Dining with us croquet folks we were pleased to welcome couples from Reigate Priory’s sister clubs of Cricket and Bowls, and 2 “Ians” – one from Cheam Croquet Club and one from Barbarona (the garden where our erstwhile 2nd lawn used to be).
The light and airy pavilion was bedecked with balloons in the colours of the primary balls along with the mandatory helium
balloons. In a short speech the Chairman, after welcoming the guests, thanked Claire and Judy for making it all happen and the caterers for the splendid meal. He commented that Centuries happened quite often in cricket but not in croquet, so this 100th year was something special to celebrate.
However, Croquet was the youngest club permanent around the Priory Cricket Ground and several croquet clubs in the South East had longer histories – Wimbledon and Hurlingham in particular.
Delving into an early minute book had revealed that in 1923 the initial fee was 21/-, a guinea in old money. For many years play was from April to September with a popular form of the game being “15-minute croquet” (although no explanation could be found for what that was!).
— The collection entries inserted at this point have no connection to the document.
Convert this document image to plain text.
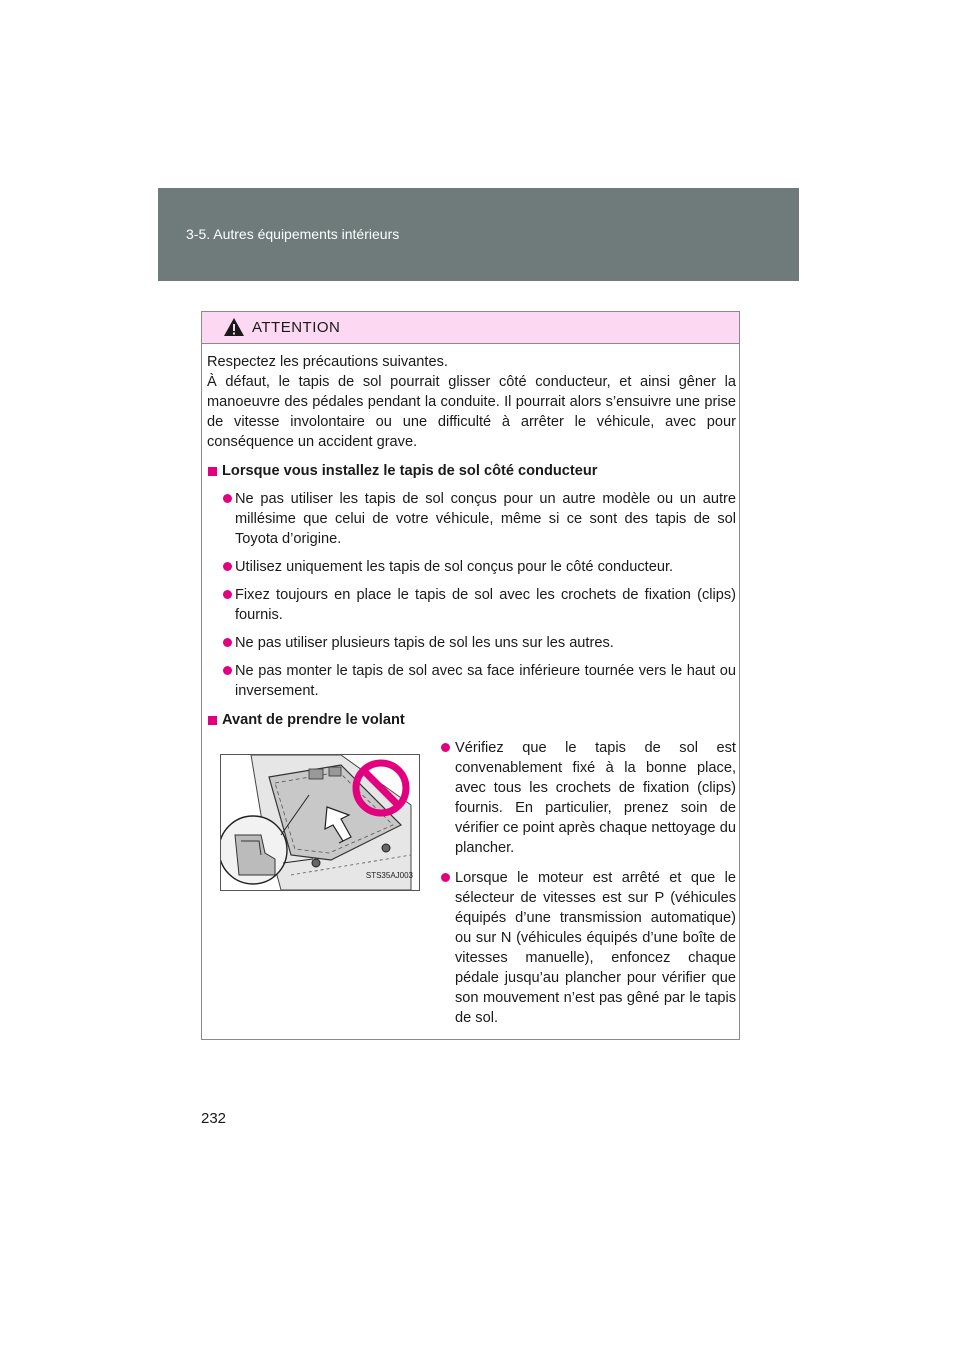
3-5. Autres équipements intérieurs
ATTENTION

Respectez les précautions suivantes.

À défaut, le tapis de sol pourrait glisser côté conducteur, et ainsi gêner la manoeuvre des pédales pendant la conduite. Il pourrait alors s’ensuivre une prise de vitesse involontaire ou une difficulté à arrêter le véhicule, avec pour conséquence un accident grave.

Lorsque vous installez le tapis de sol côté conducteur
Ne pas utiliser les tapis de sol conçus pour un autre modèle ou un autre millésime que celui de votre véhicule, même si ce sont des tapis de sol Toyota d’origine.
Utilisez uniquement les tapis de sol conçus pour le côté conducteur.
Fixez toujours en place le tapis de sol avec les crochets de fixation (clips) fournis.
Ne pas utiliser plusieurs tapis de sol les uns sur les autres.
Ne pas monter le tapis de sol avec sa face inférieure tournée vers le haut ou inversement.
Avant de prendre le volant
STS35AJ003
Vérifiez que le tapis de sol est convenablement fixé à la bonne place, avec tous les crochets de fixation (clips) fournis. En particulier, prenez soin de vérifier ce point après chaque nettoyage du plancher.
Lorsque le moteur est arrêté et que le sélecteur de vitesses est sur P (véhicules équipés d’une transmission automatique) ou sur N (véhicules équipés d’une boîte de vitesses manuelle), enfoncez chaque pédale jusqu’au plancher pour vérifier que son mouvement n’est pas gêné par le tapis de sol.
232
Play continued throughout the 2nd World War, but was restricted by the concrete blocks of the GHQ defence line that ran along south of the North Downs that took up a quarter of the lawn from 1942 until 1949. For more recent history, the chairman suggested anyone should talk with the Knights, who have been members for just over half of the century that the Croquet Club has existed.
The President of the Cricket club responded saying that Cricket valued the history and existence of the various club around the ground that had evolved since the 1850s. He felt the one exception to that evolution was the invitation and positive action to set up the Croquet Club in 1923 and long may it continue.